Выбрать главу

 Вся ее жизнь, вся целиком, до последнего воспоминания, до последней мысли, разбита, спутана, уничтожена, исчезла в одной страстной жажде, страстной жажде отвергнутой...

 Ничего не осталось: ни ее преданности, ни ее нежности, ни ее готовности к жертвам, -- ничего... Все осквернено ее несчастием, все погибло в ее отверженности, все упало к своему первоисточнику.

 Страсть, всемогущая, всесокрушающая страсть...

 Часы проходили.

 И уже казалось, что большего нет страдания.

 Как во сне, тускло смотрела она на то же светло-голубое мерцание.

 Потом открылась решетчатая дверь, и опять захлопнулась на замок.

 Это был он.

 И Люба увидела, как он медленно прошел мимо, измученный, бледный в бледном свете дня.

VII.

 -- Люба, -- спросила Луиза таким голосом, точно хотела разбудить, -- ты спишь?

 Люба молча подняла руку, -- странно медленно-- и стала завязывать свой длинные волосы.

 -- Этого надо было ждать, -- сказала Луиза.

 А Люба сидела неподвижно перед зеркалом, в котором отражался ее странный лик, -- точно две спящие с открытыми глазами смотрели не мигая одна на другую.

 Медленно надела свою блузу, и встала, с тем же странным лицом, и, точно следуя за невидимым призраком, вышла походкою автомата, -- словно в ее бездыханном теле душа погрузилась в легкий сон.

 Луиза пошла за нею, и они обе вышли в темное помещение, где уже Фриц ждал на трапеции.

 Казалось, что Люба никогда не работала увереннее, чем сегодня: в механическом темпе хваталась за трапецию, выпускала ее и перелетала на другую.

 Работали опять с Фрицем, и ее спокойствие отражалось на нем: как мертвые колеса в машине, встречались они, расходились и встречались опять. И опять отдыхали на повешенных рядом качелях.

 И казалось, что в целом громадном помещении Люба видела только одно, постоянно только одно: -- его тело.

 Это играющее тело, колеблющаяся грудь, дышащие уста, эти жилы, которые горячо бились, -- это все может сделаться тихим и холодным.

 Тихим и совсем холодным.

 Эти стремительные мускулы, руки, которые обнимали ее, затылок, за которым таилась жизнь, -- все это станет тихим и холодным.

 Руки неподвижные, и мускулы как камень, и лоб холодный, и горло мертвое, и грудь высокая и тихая.

 И рука тяжело упадет, если ее приподнимут.
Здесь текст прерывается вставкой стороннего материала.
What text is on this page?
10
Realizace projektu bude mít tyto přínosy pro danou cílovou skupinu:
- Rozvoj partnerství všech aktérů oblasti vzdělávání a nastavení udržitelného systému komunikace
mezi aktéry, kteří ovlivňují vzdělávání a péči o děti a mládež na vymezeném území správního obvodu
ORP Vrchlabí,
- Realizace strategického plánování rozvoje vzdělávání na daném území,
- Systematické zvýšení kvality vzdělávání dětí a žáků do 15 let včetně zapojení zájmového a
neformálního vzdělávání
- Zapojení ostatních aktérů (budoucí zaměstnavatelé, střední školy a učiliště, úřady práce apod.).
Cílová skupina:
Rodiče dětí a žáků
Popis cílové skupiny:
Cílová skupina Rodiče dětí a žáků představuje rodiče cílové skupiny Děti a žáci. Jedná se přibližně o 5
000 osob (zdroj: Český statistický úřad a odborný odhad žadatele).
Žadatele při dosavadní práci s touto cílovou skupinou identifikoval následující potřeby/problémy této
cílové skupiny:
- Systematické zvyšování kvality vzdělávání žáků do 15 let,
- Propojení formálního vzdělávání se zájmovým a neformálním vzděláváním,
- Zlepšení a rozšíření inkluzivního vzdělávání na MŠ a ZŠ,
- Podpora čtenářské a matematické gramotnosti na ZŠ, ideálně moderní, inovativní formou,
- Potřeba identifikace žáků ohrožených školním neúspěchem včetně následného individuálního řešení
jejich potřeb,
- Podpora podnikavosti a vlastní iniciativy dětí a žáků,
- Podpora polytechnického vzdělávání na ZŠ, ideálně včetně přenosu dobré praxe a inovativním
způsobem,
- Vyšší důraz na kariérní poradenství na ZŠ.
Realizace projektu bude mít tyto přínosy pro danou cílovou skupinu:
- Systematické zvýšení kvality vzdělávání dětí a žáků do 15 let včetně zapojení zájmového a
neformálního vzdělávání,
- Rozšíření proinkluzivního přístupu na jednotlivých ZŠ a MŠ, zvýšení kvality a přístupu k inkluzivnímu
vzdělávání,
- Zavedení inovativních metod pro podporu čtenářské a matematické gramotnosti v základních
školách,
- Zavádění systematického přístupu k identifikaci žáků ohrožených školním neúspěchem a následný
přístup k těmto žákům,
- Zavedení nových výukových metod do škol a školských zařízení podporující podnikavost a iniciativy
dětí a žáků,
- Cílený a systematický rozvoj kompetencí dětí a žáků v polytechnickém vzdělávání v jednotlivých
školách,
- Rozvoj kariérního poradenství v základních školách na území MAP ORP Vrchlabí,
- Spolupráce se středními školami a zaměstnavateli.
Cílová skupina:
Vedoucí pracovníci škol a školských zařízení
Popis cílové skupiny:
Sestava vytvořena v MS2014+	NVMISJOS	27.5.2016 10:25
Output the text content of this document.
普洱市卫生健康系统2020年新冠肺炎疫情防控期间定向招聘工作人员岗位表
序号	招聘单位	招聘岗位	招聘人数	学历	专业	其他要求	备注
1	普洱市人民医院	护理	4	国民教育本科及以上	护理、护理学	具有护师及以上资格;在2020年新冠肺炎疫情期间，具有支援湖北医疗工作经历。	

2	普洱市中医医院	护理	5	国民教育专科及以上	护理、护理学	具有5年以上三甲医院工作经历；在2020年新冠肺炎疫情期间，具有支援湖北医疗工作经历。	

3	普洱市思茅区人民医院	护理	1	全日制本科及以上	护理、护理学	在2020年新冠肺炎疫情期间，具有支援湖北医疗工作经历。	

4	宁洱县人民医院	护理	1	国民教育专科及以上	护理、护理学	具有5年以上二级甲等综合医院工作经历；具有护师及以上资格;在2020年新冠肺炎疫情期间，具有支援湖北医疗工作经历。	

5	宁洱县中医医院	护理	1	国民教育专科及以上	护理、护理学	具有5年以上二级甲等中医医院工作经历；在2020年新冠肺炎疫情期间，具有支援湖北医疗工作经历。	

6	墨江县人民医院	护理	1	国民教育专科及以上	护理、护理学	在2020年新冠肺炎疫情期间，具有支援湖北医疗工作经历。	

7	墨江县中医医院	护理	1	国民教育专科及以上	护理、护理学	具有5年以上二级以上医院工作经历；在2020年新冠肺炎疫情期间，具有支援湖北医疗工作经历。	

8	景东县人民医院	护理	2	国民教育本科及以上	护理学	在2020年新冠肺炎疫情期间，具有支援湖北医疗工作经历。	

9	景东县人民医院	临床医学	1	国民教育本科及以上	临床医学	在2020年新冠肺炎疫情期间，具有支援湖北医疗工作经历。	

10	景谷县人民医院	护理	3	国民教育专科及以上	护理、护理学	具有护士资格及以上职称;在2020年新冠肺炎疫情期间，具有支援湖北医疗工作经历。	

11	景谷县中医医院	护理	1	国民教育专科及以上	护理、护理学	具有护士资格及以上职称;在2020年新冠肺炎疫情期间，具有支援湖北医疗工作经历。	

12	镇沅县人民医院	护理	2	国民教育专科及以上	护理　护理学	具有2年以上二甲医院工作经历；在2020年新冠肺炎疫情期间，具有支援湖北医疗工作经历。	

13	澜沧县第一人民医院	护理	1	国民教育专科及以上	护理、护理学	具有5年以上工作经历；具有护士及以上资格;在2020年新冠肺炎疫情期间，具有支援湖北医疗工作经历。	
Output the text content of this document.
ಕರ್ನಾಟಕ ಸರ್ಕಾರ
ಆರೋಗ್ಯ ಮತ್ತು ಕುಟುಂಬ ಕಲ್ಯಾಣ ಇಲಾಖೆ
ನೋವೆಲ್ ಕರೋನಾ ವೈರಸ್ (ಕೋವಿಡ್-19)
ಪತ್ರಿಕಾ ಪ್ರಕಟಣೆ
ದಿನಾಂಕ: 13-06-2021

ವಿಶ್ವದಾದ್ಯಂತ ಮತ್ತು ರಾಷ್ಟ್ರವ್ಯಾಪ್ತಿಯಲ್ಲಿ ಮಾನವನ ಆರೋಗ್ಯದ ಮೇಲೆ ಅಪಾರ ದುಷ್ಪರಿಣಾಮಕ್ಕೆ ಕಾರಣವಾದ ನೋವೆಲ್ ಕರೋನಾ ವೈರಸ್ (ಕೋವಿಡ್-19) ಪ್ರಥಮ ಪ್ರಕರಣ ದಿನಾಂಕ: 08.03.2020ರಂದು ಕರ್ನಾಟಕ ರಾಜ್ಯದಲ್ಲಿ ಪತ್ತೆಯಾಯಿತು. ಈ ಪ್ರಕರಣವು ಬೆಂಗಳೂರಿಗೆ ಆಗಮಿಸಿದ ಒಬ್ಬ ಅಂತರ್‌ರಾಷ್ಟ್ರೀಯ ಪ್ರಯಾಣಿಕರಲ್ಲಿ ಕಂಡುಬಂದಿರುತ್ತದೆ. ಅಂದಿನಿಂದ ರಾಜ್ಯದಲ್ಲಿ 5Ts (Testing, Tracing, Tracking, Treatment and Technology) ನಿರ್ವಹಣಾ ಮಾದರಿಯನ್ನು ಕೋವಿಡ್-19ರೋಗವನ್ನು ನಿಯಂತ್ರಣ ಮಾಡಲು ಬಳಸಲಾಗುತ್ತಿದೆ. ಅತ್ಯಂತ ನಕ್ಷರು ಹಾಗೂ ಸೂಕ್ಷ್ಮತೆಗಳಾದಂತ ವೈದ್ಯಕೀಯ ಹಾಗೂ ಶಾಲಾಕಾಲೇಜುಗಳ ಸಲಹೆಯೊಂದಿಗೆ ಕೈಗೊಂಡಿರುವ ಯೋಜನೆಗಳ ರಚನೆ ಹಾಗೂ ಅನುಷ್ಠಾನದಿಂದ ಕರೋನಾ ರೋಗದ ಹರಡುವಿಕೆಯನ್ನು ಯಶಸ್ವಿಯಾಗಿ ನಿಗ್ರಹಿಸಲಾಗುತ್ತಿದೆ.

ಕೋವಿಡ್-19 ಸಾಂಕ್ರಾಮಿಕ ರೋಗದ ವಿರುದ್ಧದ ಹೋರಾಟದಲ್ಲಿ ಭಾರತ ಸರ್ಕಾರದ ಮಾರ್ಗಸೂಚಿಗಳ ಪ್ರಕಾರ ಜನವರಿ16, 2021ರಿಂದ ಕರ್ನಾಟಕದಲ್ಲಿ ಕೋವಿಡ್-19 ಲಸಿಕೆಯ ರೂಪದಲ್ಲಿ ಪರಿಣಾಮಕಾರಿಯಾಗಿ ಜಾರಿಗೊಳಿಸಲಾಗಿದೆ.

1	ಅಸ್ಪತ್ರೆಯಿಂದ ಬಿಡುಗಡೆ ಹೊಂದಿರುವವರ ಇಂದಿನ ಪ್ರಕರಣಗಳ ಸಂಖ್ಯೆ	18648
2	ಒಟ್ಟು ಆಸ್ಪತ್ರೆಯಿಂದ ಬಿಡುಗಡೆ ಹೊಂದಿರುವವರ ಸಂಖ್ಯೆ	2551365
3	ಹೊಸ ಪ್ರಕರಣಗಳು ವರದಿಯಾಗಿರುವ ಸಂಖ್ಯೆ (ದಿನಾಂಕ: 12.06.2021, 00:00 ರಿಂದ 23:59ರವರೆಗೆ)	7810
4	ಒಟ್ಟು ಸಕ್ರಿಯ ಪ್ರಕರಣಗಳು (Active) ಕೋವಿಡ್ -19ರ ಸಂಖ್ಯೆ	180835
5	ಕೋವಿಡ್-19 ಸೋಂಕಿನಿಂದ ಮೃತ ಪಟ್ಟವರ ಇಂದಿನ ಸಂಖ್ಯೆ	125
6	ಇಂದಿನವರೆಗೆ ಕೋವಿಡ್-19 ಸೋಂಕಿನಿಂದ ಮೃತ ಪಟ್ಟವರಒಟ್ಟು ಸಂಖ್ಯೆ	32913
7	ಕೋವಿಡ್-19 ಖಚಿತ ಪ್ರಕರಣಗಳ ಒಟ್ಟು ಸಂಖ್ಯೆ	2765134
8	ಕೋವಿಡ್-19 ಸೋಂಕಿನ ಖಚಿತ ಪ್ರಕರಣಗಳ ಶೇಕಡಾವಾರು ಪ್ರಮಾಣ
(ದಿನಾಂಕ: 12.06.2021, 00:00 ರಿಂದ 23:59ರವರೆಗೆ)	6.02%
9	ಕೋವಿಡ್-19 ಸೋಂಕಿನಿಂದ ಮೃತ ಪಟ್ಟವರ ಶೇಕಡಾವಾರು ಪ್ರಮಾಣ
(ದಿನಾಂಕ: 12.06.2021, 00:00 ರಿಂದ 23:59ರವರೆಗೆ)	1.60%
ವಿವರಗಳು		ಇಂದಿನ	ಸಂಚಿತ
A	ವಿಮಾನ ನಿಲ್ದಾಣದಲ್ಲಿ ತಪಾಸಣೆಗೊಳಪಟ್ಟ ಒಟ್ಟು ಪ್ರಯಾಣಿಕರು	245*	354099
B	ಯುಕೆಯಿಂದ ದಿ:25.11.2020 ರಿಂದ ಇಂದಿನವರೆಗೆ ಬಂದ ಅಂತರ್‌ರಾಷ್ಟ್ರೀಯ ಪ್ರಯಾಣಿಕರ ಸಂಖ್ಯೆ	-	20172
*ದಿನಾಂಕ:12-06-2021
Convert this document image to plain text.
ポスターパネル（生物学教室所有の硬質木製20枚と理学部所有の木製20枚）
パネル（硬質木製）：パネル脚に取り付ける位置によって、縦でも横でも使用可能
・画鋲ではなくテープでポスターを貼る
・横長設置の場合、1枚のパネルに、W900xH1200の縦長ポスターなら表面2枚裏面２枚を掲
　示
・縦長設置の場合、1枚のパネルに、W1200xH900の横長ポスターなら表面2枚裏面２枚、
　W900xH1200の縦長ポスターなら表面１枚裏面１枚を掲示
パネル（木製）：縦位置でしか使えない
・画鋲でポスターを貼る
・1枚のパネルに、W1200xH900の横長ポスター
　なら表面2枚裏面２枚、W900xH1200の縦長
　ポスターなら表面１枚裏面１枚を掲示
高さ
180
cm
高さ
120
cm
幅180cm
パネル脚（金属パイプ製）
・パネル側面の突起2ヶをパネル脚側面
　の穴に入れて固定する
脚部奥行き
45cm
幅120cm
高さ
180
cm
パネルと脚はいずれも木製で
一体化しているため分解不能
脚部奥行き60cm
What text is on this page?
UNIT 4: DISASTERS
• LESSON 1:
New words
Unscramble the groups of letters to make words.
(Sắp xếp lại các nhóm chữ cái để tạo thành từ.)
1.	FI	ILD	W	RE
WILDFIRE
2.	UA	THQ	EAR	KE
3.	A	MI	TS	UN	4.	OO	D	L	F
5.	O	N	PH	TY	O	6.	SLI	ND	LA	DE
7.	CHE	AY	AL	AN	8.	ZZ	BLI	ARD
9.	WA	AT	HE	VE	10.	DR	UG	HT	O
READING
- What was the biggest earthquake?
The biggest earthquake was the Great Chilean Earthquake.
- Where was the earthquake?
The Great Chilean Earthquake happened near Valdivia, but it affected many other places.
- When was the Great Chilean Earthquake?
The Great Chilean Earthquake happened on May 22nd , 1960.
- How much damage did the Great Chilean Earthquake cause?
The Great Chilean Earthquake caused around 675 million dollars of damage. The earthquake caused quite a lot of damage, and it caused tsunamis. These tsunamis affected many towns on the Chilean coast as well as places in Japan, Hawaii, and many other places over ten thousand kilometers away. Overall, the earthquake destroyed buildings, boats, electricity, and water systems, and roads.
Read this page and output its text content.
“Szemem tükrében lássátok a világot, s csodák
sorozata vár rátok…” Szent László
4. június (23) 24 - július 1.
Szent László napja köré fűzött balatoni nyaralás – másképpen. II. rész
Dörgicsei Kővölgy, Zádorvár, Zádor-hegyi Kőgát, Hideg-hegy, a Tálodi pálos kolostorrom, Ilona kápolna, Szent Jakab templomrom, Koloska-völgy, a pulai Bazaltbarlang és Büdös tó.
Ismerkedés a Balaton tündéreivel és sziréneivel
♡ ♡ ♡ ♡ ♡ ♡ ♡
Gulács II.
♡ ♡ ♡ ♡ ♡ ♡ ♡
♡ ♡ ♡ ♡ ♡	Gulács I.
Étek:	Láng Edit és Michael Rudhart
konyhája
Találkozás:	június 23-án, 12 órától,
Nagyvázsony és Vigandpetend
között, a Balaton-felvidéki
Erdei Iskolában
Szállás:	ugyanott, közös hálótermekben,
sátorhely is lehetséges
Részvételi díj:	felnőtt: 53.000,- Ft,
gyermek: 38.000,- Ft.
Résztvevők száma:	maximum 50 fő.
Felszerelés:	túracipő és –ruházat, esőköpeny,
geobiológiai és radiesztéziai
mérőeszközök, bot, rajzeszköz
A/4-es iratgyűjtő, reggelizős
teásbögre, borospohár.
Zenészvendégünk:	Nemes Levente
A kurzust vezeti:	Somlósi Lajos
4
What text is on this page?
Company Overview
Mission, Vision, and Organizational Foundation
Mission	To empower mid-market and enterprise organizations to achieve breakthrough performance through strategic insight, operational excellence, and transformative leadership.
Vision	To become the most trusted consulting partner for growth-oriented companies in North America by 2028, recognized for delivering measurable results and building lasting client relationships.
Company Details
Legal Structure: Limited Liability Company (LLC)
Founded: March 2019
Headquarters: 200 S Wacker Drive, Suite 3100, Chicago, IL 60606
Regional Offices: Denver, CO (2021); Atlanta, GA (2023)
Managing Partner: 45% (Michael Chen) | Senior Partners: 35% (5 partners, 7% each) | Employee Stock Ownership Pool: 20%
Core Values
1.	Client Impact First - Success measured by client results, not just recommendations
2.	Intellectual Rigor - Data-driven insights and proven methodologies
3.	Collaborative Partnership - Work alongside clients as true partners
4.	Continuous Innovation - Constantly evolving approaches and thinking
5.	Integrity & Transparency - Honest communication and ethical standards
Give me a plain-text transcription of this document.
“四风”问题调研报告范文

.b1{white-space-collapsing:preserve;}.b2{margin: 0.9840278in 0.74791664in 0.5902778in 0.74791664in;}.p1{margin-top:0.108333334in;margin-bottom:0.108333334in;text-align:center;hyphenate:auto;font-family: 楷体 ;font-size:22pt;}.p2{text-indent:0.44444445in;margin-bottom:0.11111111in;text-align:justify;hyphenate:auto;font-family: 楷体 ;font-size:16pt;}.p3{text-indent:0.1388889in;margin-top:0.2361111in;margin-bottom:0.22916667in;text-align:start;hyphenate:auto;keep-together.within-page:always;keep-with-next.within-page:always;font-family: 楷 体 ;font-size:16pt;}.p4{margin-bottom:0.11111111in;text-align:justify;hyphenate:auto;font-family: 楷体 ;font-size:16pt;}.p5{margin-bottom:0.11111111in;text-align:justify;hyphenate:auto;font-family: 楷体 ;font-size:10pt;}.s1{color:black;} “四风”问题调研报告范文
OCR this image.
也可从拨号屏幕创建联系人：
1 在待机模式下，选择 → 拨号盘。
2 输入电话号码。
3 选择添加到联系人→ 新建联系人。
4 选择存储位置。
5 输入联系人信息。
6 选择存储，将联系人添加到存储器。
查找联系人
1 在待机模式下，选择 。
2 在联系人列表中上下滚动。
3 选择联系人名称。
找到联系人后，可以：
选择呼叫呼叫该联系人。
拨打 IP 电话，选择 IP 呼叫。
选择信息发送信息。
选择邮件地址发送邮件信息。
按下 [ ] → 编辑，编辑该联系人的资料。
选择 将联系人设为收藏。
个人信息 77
 Руки, и ноги, и плечи -- мертвые...

 Они опять работали. Неслись и встречались.

 Каждое прикосновение подстрекало ее: вот он такой жаркий, -- а будет такой холодный, вот все в нем так трепещет, -- а будет так тихо.

 Уже не думала, -- за что. Уже не думала о себе. Она видела только картину смерти, только это видела, только это.

 Его -- холодного и тихого.

 И как помешанная, настойчиво преследующая предмет своей мании, она стала хитрою и лживою. Как морфинистка, которая хочет удовлетворить свою страсть, стала она в высшей степени изобретательна.

 С упрямством маньяка преследовала она только одну мысль.

 Стала искать Фрица, которого долго застенчиво избегала.

 Так как репетиция кончилась, то она стала работать одна. Она перенесла все упражнения нижних качелей под купол. Она окликнула Фрица и задержала его в манеже, расспрашивая его, требуя его советов, льстя ему, как ученица учителю.

 Она рисковала на все там, наверху, под куполом. Играла со смертью. Дерзко дразнила ее.

 Следила за неверной зыбкостью своих движений, словно хотела измерить ее. Искала помощи в своем бессилии, которое старалась скрыть. Кричала:

 -- Мы еще посмотрим, что мы можем. Мы не дадим себя обойти.

 Подстрекала его. Он давал ей советы. Полез по зыбкому канату к ней на трапецию.

 Она перелетала перед ним по-прежнему между качающимися качелями. Перебрасывалась с трапеции на трапецию над зияющей глубиной.

 И словно побуждаемый непреодолимою силою, принялся он ей подражать, и она разжигала его своими окликами. Лихорадочная сила была в ее стремительно-напряженном теле. Она истощала свои последние силы, как в последней жизненной борьбе.

 Она кричала:

 -- Ça va, ça va!

 Он летел за нею и подхватывал:

 -- Ça va, ça va!

 Артисты, которые входили и выходили, теперь остались в манеже, стояли и смотрели.

 Он становился все усерднее. Он дерзал на все, на что она решалась. От качели к качели летела она, дикая, с развевающимися волосами, словно показывая ему дорогу.

 Они встречались и схватывались. ее тело было холодное, точно две мраморные руки обхватывали ее жаркое и трепещущее тело.